I agree BUT not what I said. Heat radiating from a cold area will not raise the temperature of any area hotter. This is scientific fact, through the laws of thermodynamics, Planck’s law etc. The GHE theory requires this to happen.
A lot of really smart people said that humans would never be able to fly, much less send a man to the moon. Are we crazy or stupid to dream big? Maybe. While a lot of smart people are providing lots of really good reasons why something can’t or won’t be done, other people are actually doing it. We create our own reality.
From johnmarshall on June 5, 2014 at 1:07 am:
Do you accept that blankets keep you warmer than without them? The room is colder than your body, the blanket is cooler than your body but not as cold as the room. Yet the cooler blanket keeps you warmer than if it was not there.
The blanket slows the transfer of heat to the room. The greenhouse gases slow the transfer of heat to space, thus keeping the planet warmer than if they were not there, even when they are cooler than the planet.
Your musings on thermodynamics and Planck’s Law and misguided and moot.

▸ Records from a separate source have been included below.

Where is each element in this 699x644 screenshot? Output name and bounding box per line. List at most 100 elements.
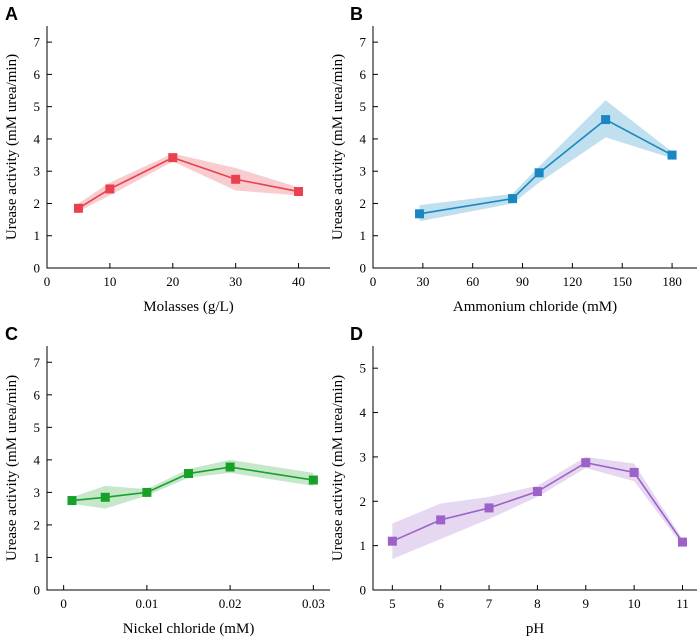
data-point: [308, 475, 318, 485]
data-point: [294, 187, 304, 197]
x-tick-label: 10: [628, 596, 641, 611]
y-tick-label: 6: [34, 387, 41, 402]
x-tick-label: 180: [662, 274, 682, 289]
x-axis-title: Molasses (g/L): [143, 299, 233, 315]
x-axis-title: Nickel chloride (mM): [123, 621, 255, 637]
y-tick-label: 7: [360, 35, 367, 50]
data-point: [667, 150, 677, 160]
y-tick-label: 6: [34, 67, 41, 82]
y-tick-label: 7: [34, 355, 41, 370]
y-tick-label: 6: [360, 67, 367, 82]
data-point: [415, 209, 425, 219]
x-tick-label: 8: [534, 596, 541, 611]
y-tick-label: 4: [360, 131, 367, 146]
x-tick-label: 20: [166, 274, 179, 289]
y-tick-label: 1: [360, 538, 367, 553]
y-tick-label: 4: [34, 131, 41, 146]
y-tick-label: 5: [34, 420, 41, 435]
x-tick-label: 0.01: [136, 596, 159, 611]
x-tick-label: 150: [612, 274, 632, 289]
data-point: [484, 503, 494, 513]
y-tick-label: 5: [360, 99, 367, 114]
data-point: [387, 536, 397, 546]
x-tick-label: 60: [466, 274, 479, 289]
x-tick-label: 10: [103, 274, 116, 289]
y-axis-title: Urease activity (mM urea/min): [4, 54, 20, 240]
data-point: [67, 496, 77, 506]
y-tick-label: 3: [360, 164, 367, 179]
y-axis-title: Urease activity (mM urea/min): [4, 375, 20, 561]
confidence-band: [419, 100, 673, 222]
axis-spine: [46, 26, 330, 269]
x-tick-label: 7: [486, 596, 493, 611]
x-tick-label: 0: [44, 274, 51, 289]
y-tick-label: 4: [34, 452, 41, 467]
y-tick-label: 1: [360, 228, 367, 243]
x-tick-label: 0.03: [302, 596, 325, 611]
x-tick-label: 0: [370, 274, 377, 289]
y-tick-label: 3: [360, 449, 367, 464]
panel-letter: D: [350, 324, 363, 344]
data-point: [184, 469, 193, 479]
y-axis-title: Urease activity (mM urea/min): [330, 54, 346, 240]
y-tick-label: 3: [34, 485, 41, 500]
data-point: [601, 115, 611, 125]
chart-panel-b: B 0 1 2 3 4 5 6 7 0 30 60 90 120 150 180 Ammonium chlori…: [330, 4, 697, 315]
x-tick-label: 120: [563, 274, 583, 289]
y-tick-label: 7: [34, 35, 41, 50]
panel-letter: B: [350, 4, 363, 24]
x-tick-label: 5: [389, 596, 396, 611]
x-tick-label: 6: [437, 596, 444, 611]
y-tick-label: 0: [360, 261, 367, 276]
axis-spine: [372, 346, 697, 591]
chart-panel-d: D 0 1 2 3 4 5 5 6 7 8 9 10 11 pH Urease activity (mM ur…: [330, 324, 697, 637]
confidence-band: [78, 153, 299, 212]
data-point: [436, 515, 446, 525]
chart-panel-c: C 0 1 2 3 4 5 6 7 0 0.01 0.02 0.03 Nickel chloride (m…: [4, 324, 330, 637]
data-point: [225, 462, 235, 472]
y-tick-label: 3: [34, 164, 41, 179]
y-axis-title: Urease activity (mM urea/min): [330, 375, 346, 561]
panel-letter: C: [5, 324, 18, 344]
data-point: [532, 487, 542, 497]
data-point: [168, 153, 178, 163]
y-tick-label: 2: [360, 494, 367, 509]
y-tick-label: 5: [360, 361, 367, 376]
data-point: [231, 174, 241, 184]
y-tick-label: 0: [34, 583, 41, 598]
y-tick-label: 2: [360, 196, 367, 211]
y-tick-label: 0: [360, 583, 367, 598]
y-tick-label: 2: [34, 196, 41, 211]
x-tick-label: 9: [583, 596, 590, 611]
data-point: [73, 203, 83, 213]
x-tick-label: 0.02: [219, 596, 242, 611]
data-point: [534, 168, 544, 178]
data-point: [508, 194, 518, 204]
x-tick-label: 30: [229, 274, 242, 289]
x-tick-label: 0: [60, 596, 67, 611]
y-tick-label: 2: [34, 517, 41, 532]
x-tick-label: 90: [516, 274, 529, 289]
x-tick-label: 11: [676, 596, 689, 611]
confidence-band: [392, 456, 683, 559]
data-point: [142, 487, 152, 497]
y-tick-label: 4: [360, 405, 367, 420]
y-tick-label: 5: [34, 99, 41, 114]
chart-panel-a: A 0 1 2 3 4 5 6 7 0 10 20 30 40 Molasses (g/L) Urease a…: [4, 4, 330, 315]
x-tick-label: 30: [416, 274, 429, 289]
y-tick-label: 1: [34, 550, 41, 565]
x-tick-label: 40: [292, 274, 305, 289]
data-point: [629, 467, 639, 477]
confidence-band: [71, 459, 314, 509]
series-line: [71, 466, 314, 502]
axis-spine: [46, 346, 330, 591]
y-tick-label: 0: [34, 261, 41, 276]
y-tick-label: 1: [34, 228, 41, 243]
x-axis-title: pH: [526, 621, 545, 637]
x-axis-title: Ammonium chloride (mM): [453, 299, 617, 315]
data-point: [100, 492, 110, 502]
data-point: [677, 537, 687, 547]
data-point: [581, 458, 591, 468]
panel-letter: A: [5, 4, 18, 24]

This is not an ice cube that’s boiling water. This is a slowing down of the rate of heat loss. Your musings do not apply.
It makes sense. In french “gogo” means : patsy, zany. Perfect kind of people for a fundraiser 😉
Andyj says:
June 4, 2014 at 2:19 pm
> These will also make you electricity. Apart from being hexagonal, what’s not to like?
Instead of being part of the “Rat Race” we’ll be part of the “Hive”. Drunk drivers will be Bumble Bees, car carriers will be Queen Bees. The Highway Patrol can still be Bears and will be looking for money, err, honey.
Come on MarkW, answer or continue to live in an environment shrouded be rules imposed by idiots
Nothing wrong with “dreaming big.” I am impatient to go to the stars. I think Maglev trains and spaceship launchers would be fabulous (cf. James Powell et al, Maglev America: How Maglev Will Transform the World Economy, StarTram: The New Race to Space, http://www.amazon.com/Maglev-America-Transform-World-Economy/dp/149232759X ). But a “solar roadway” is really a dumb idea. There is a difference.
/Mr Lynn
“MarkW says:
June 4, 2014 at 6:33 am”
No. Does NOT radiate “HEAT”. Radiates IR in various bandwidths. Humans, usually, “feel heat” in a very narrow bandwidth of the IR spectrum, usually 1 micron. ALL objects above aboslute ZERO radiate IR. Is that heat? No!
I use to live in NH as a kid, melt this 😉 https://www.facebook.com/photo.php?fbid=10201419586204900&set=pb.1632187392.-2207520000.1401983793.&type=3&theater
[snip – language – no need to use “deniers” and f-word in rants. Feel free to resubmit sans those policy violations – Anthony]
philjourdan says:
June 5, 2014 at 9:44 am
No, those three companies comercialized Ethernet, that’s almost certainly what you’re thinking of. While you can transport Internet protocol packets over Ethernet, there are many other message types that can be too. E.g. DECnet and other public and proprietary protocols from Microsoft, Novell, etc. You can have a very active Ethernet with no Internet protocol activity at all.
These days, of course, most Ethernet traffic is Internet packets.
Long haul Internet traffic is not Ethernet.
@Ric Werme – You are correct. However, tangental to that is the fact that Ethernet was the goose that got the Internet going. An open, if inefficient, standard, that made connections cheap. It has now even morphed to WAN connections. Of course the Ethernet of today is nothing like the DIX standard of years gone by. But the kernel is still there.
mike says:
June 5, 2014 at 2:28 am
“A lot of really smart people said that humans would never be able to fly, much less send a man to the moon. Are we crazy or stupid to dream big? Maybe. While a lot of smart people are providing lots of really good reasons why something can’t or won’t be done, other people are actually doing it. ”
No they don’t. They didn’t perform the emergency stop test.
Mr. Inventor said “the technology is ready, now it’s time for manufacturing it.”
Yet he didn’t do the emergency stop test.
So his assertion that the technology is ready was a lie. As an electrical engineer he knows that a technology must be tested. So it was not an oversight, but a lie.
And all of this is excrutiatingly funny. His fanboys gave him 1.5 million for that! Man! Genius!